Find and fix Wi-Fi problems, extend range and increase internet speed with our complete guide for your wireless network
How to configure a 2.4GHz wireless router
STEP 1 – Connect to the management page
Connect to the web-based management page by opening a web browser and typing in your router’s IP address. This should be written in the manual that came with the router, but you can find the address simply enough from your computer.
In Windows get up a Command Prompt from the Start menu and type ipconfig. Note down the Gateway address, as this is your router’s IP address. If you’ve got a Mac, get up Terminal and type, netstat -nr. You’ll get a long list of results, but the Gateway address listed next to default is the one that you want.
STEP 2 – Set the region
We’ll start with 2.4GHz networks, which are the most common. Find the wireless settings in your router. Depending on the manufacturer, the settings we’ll tell you to change may be in a few different places, and your router may have an Advanced section with more settings in it. First, make sure that the Region is set correctly. If it’s set to a different region, you won’t be able to use channels 12 and 13 in the UK
STEP 3 – Set the operating mode
Most routers will let you set the operating mode. This defines which wireless standards can connect to your router. For example, you can force it so that only 802.11n devices can connect. If all of your devices use the fastest speed the router offers, set it to the highest mode. If you’ve got some older legacy devices, make sure that you set a mixed mode that includes the fastest speed the router supports. For example, 802.11n routers should be set to support 802.11n, 802.11g and 802.11b.
STEP 4 – Disable channel bonding
Next, you need to look at how many channels your router is using. To increase the speed, many routers use channel bonding, which uses two wireless channels simultaneously to double theoretical throughput. In the congested 2.4GHz space, this causes interference and can reduce performance, which is why we recommend setting your router to use a single channel: if you live in an uncongested area, you can always experiment by turning on dual-channel mode later.

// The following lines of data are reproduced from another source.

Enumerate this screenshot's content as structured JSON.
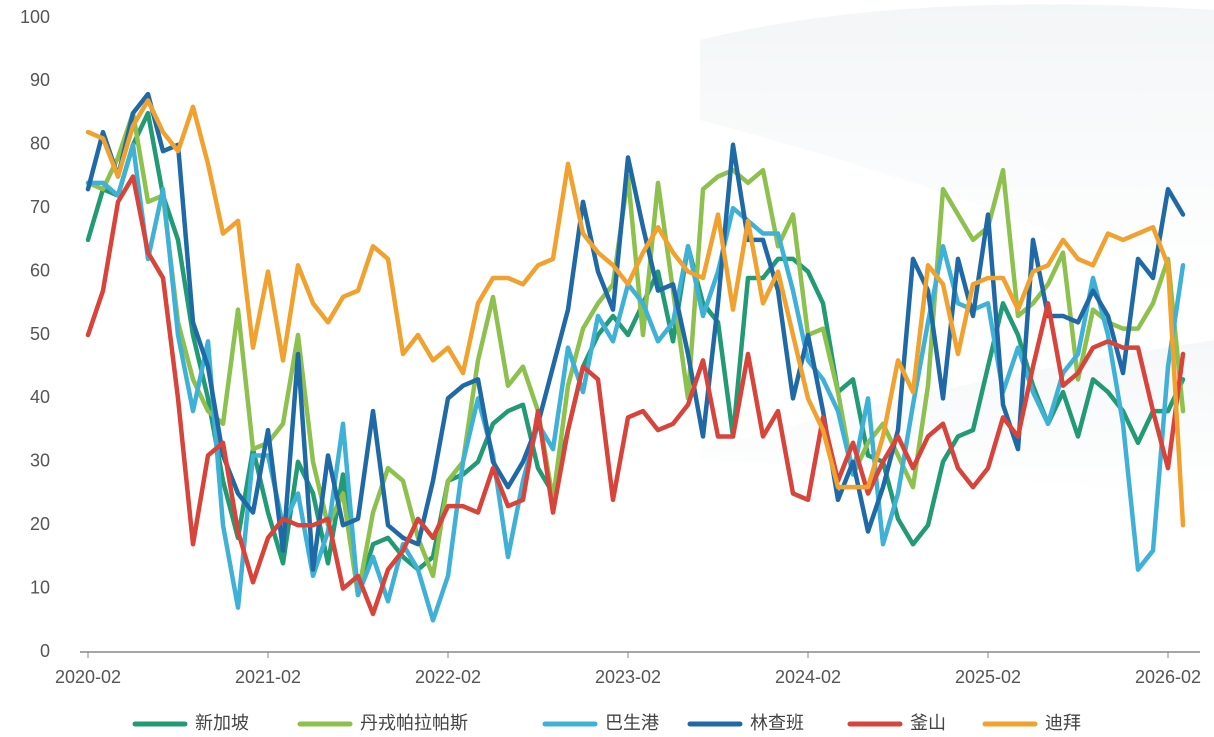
{
  "chart_data": {
    "type": "line",
    "categories": [
      "2020-02",
      null,
      null,
      null,
      null,
      null,
      null,
      null,
      null,
      null,
      null,
      null,
      "2021-02",
      null,
      null,
      null,
      null,
      null,
      null,
      null,
      null,
      null,
      null,
      null,
      "2022-02",
      null,
      null,
      null,
      null,
      null,
      null,
      null,
      null,
      null,
      null,
      null,
      "2023-02",
      null,
      null,
      null,
      null,
      null,
      null,
      null,
      null,
      null,
      null,
      null,
      "2024-02",
      null,
      null,
      null,
      null,
      null,
      null,
      null,
      null,
      null,
      null,
      null,
      "2025-02",
      null,
      null,
      null,
      null,
      null,
      null,
      null,
      null,
      null,
      null,
      null,
      "2026-02",
      null
    ],
    "ylim": [
      0,
      100
    ],
    "yticks": [
      0,
      10,
      20,
      30,
      40,
      50,
      60,
      70,
      80,
      90,
      100
    ],
    "grid": false,
    "legend": "bottom",
    "series": [
      {
        "name": "新加坡",
        "color": "#229a74",
        "values": [
          65,
          73,
          72,
          80,
          85,
          72,
          65,
          50,
          40,
          27,
          18,
          32,
          22,
          14,
          30,
          25,
          14,
          28,
          9,
          17,
          18,
          15,
          13,
          15,
          27,
          28,
          30,
          36,
          38,
          39,
          29,
          25,
          35,
          45,
          50,
          53,
          50,
          55,
          60,
          49,
          64,
          55,
          52,
          34,
          59,
          59,
          62,
          62,
          60,
          55,
          41,
          43,
          31,
          30,
          21,
          17,
          20,
          30,
          34,
          35,
          45,
          55,
          50,
          42,
          36,
          41,
          34,
          43,
          41,
          38,
          33,
          38,
          38,
          43
        ]
      },
      {
        "name": "丹戎帕拉帕斯",
        "color": "#8dc04c",
        "values": [
          74,
          73,
          78,
          85,
          71,
          72,
          52,
          43,
          38,
          36,
          54,
          32,
          33,
          36,
          50,
          30,
          20,
          25,
          9,
          22,
          29,
          27,
          18,
          12,
          27,
          30,
          46,
          56,
          42,
          45,
          38,
          24,
          42,
          51,
          55,
          58,
          75,
          50,
          74,
          57,
          40,
          73,
          75,
          76,
          74,
          76,
          64,
          69,
          50,
          51,
          41,
          28,
          33,
          36,
          31,
          26,
          42,
          73,
          69,
          65,
          67,
          76,
          53,
          55,
          58,
          63,
          43,
          54,
          52,
          51,
          51,
          55,
          62,
          38
        ]
      },
      {
        "name": "巴生港",
        "color": "#3fb1d6",
        "values": [
          74,
          74,
          72,
          80,
          62,
          73,
          50,
          38,
          49,
          20,
          7,
          31,
          31,
          20,
          25,
          12,
          19,
          36,
          9,
          15,
          8,
          17,
          13,
          5,
          12,
          30,
          40,
          31,
          15,
          27,
          36,
          32,
          48,
          41,
          53,
          49,
          58,
          55,
          49,
          52,
          64,
          53,
          60,
          70,
          68,
          66,
          66,
          57,
          46,
          43,
          38,
          28,
          40,
          17,
          25,
          39,
          52,
          64,
          55,
          54,
          55,
          41,
          48,
          41,
          36,
          44,
          47,
          59,
          50,
          36,
          13,
          16,
          45,
          61
        ]
      },
      {
        "name": "林查班",
        "color": "#1f6aa6",
        "values": [
          73,
          82,
          75,
          85,
          88,
          79,
          80,
          52,
          45,
          31,
          25,
          22,
          35,
          16,
          47,
          13,
          31,
          20,
          21,
          38,
          20,
          18,
          17,
          27,
          40,
          42,
          43,
          30,
          26,
          30,
          36,
          45,
          54,
          71,
          60,
          54,
          78,
          67,
          57,
          58,
          47,
          34,
          55,
          80,
          65,
          65,
          57,
          40,
          50,
          38,
          24,
          30,
          19,
          26,
          35,
          62,
          57,
          40,
          62,
          53,
          69,
          39,
          32,
          65,
          53,
          53,
          52,
          57,
          53,
          44,
          62,
          59,
          73,
          69
        ]
      },
      {
        "name": "釜山",
        "color": "#d8433a",
        "values": [
          50,
          57,
          71,
          75,
          63,
          59,
          40,
          17,
          31,
          33,
          19,
          11,
          18,
          21,
          20,
          20,
          21,
          10,
          12,
          6,
          13,
          16,
          21,
          18,
          23,
          23,
          22,
          29,
          23,
          24,
          38,
          22,
          35,
          45,
          43,
          24,
          37,
          38,
          35,
          36,
          39,
          46,
          34,
          34,
          47,
          34,
          38,
          25,
          24,
          37,
          27,
          33,
          25,
          30,
          34,
          29,
          34,
          36,
          29,
          26,
          29,
          37,
          34,
          45,
          55,
          42,
          44,
          48,
          49,
          48,
          48,
          38,
          29,
          47
        ]
      },
      {
        "name": "迪拜",
        "color": "#f0a12e",
        "values": [
          82,
          81,
          75,
          83,
          87,
          82,
          79,
          86,
          77,
          66,
          68,
          48,
          60,
          46,
          61,
          55,
          52,
          56,
          57,
          64,
          62,
          47,
          50,
          46,
          48,
          44,
          55,
          59,
          59,
          58,
          61,
          62,
          77,
          66,
          63,
          61,
          58,
          63,
          67,
          63,
          60,
          59,
          69,
          54,
          68,
          55,
          60,
          50,
          40,
          35,
          26,
          26,
          26,
          34,
          46,
          41,
          61,
          58,
          47,
          58,
          59,
          59,
          54,
          60,
          61,
          65,
          62,
          61,
          66,
          65,
          66,
          67,
          61,
          20
        ]
      }
    ]
  }
}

The setting varies by router type and model, so you may need to check your router’s manual. For 802.11g networks, look for a channel-bonding selector, or change the max speed from 125Mbits/sec or 108Mbits/sec to half these values. For 802.11n routers, you may see a channel bonding option, but you’re more likely to see a speed setting. If the router is set to 270Mbits/sec or 300Mbits/sec (or higher), drop the setting down to half these values.
With 802.11ac routers, the 2.4GHz part actually uses 802.11n. You may find the same settings as above, but some routers have a Channel Width setting, which should be set to 20MHz, down from 40MHz. Finally, some routers have an Auto setting for this mode, but we recommend manually selecting the best mode to get initial stability, then experimenting by turning Auto on later.
STEP 5 – Change your router’s channel
You now need to change the channel that your router runs on. Using the information you noted down from the Wi-Fi scanner and the overlap chart, select the least congested channel, with no overlap to other channels (where possible). Save your settings and the new settings will be applied. Again, some routers have an Auto setting for this mode, but we’ve generally found that manually selecting a channel works the best.
STEP 6 – Test our your settings
You can now try out your new settings. Walk around your house to see if wireless range and signal strength have improved. You may want to test your broadband speed again. If things have improved, you can go back into your router’s settings and try turning on some of the Auto settings. You may want to try channel bonding to increase speed, but we don’t recommend it as we’ve always found it causes problems. If things haven’t improved or have become worse, you should go back into your router’s settings and try a new channel, using the information you collected before to pick the next least-congested one.